‘Well, he’s not that for sure.’
‘Look, we got through it, didn’t we? And he didn’t say no to your spending the weekends and school holidays here, did he?’ He looked at the space between his feet and didn’t answer. ‘Oh come on, don’t give me the face. As far as I know, he’s still doing the same boring janitor’s job, and no doubt drinking with his mates. But look at you. You’ve made it to university, and you’ve got a lovely girlfriend, and the whole world is in front of you. Be kind to him, love. What’s to lose?’
Annabelle put the tray down and began to pour the tea. Then she realised that she had forgotten the sugar, but Brenda waved a dismissive hand and said that she’d probably run out so not to bother.
‘Sugar’s bad for you anyhow. Ruin your teeth and rot your stomach, or so they say.’

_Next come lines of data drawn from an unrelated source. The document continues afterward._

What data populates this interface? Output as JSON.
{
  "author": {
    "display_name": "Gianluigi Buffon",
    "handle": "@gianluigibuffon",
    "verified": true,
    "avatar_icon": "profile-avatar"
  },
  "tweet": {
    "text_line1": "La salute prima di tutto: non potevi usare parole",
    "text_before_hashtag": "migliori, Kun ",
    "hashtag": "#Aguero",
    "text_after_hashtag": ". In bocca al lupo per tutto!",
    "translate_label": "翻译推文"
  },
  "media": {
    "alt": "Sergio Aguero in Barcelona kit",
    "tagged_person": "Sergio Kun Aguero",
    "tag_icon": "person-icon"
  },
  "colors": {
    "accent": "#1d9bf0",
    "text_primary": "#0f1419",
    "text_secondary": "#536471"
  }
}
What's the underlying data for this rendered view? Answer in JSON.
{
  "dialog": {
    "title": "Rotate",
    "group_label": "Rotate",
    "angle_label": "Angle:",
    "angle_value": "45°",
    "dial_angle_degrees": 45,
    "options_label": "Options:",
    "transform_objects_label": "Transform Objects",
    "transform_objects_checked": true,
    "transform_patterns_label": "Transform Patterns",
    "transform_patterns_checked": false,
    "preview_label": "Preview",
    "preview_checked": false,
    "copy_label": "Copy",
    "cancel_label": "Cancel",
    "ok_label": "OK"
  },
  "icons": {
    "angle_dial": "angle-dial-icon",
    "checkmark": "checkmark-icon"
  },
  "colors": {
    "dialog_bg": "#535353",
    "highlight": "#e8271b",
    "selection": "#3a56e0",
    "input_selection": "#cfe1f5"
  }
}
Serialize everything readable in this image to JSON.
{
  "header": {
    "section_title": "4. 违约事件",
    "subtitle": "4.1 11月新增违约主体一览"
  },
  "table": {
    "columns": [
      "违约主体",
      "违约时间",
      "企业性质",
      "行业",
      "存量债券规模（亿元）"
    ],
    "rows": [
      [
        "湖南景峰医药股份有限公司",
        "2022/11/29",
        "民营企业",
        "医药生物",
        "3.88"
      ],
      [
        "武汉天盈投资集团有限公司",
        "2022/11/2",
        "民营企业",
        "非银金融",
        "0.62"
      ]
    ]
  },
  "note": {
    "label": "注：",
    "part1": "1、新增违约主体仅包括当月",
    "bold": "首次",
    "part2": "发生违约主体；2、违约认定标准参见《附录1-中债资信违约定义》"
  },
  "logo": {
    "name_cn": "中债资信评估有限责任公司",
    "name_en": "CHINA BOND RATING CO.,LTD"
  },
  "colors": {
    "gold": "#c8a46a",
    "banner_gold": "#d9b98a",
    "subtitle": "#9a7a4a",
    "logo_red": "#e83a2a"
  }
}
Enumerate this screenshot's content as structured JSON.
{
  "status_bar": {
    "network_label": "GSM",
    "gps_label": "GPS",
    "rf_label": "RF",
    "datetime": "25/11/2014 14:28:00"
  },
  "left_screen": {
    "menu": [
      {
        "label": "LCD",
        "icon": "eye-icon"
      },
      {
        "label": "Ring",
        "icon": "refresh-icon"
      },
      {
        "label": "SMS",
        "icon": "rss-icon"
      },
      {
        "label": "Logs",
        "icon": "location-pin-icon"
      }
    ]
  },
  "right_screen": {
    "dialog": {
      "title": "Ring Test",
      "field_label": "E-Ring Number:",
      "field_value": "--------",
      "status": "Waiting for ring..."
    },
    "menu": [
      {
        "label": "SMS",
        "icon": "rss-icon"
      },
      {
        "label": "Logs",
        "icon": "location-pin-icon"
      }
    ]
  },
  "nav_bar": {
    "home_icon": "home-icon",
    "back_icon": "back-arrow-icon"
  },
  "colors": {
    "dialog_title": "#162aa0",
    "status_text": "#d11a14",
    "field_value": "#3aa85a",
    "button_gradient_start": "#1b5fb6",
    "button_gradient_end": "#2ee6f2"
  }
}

Annabelle finished pouring the tea, and then she handed Brenda her cup before sitting back down next to her boyfriend. He watched Brenda closely and could see that the suddenly aged woman was merely wetting her lips before slowly setting the cup back down on the saucer with a nervous clatter. Her hands were shaking and the loose-fitting housecoat could not disguise the fact that she had lost a shocking amount of weight. She asked Annabelle where she was from, and questioned her about her parents, and Annabelle answered politely and told Brenda more than she had ever told him. For the first time, he learned that her father was a keen golfer who had actually won some amateur tournaments, and that her mother had never worked for a living but apparently had earned a degree in French and Spanish from Durham University. As he listened to the pair of them, he realised that it was difficult for him to gauge the degree to which Brenda was genuinely interested in his girlfriend’s history, for he had never before introduced anyone to Brenda. The one relationship he had at school had never been serious enough for either one of them to risk family introductions. However, Brenda was not one to indulge in any pretence, and she seemed to be listening intently to Annabelle and so, as far as he could tell, she really did like his girlfriend. Annabelle edged forward and began to pour some more tea, but Brenda shook her head and covered the top of her cup with her newly frail hand.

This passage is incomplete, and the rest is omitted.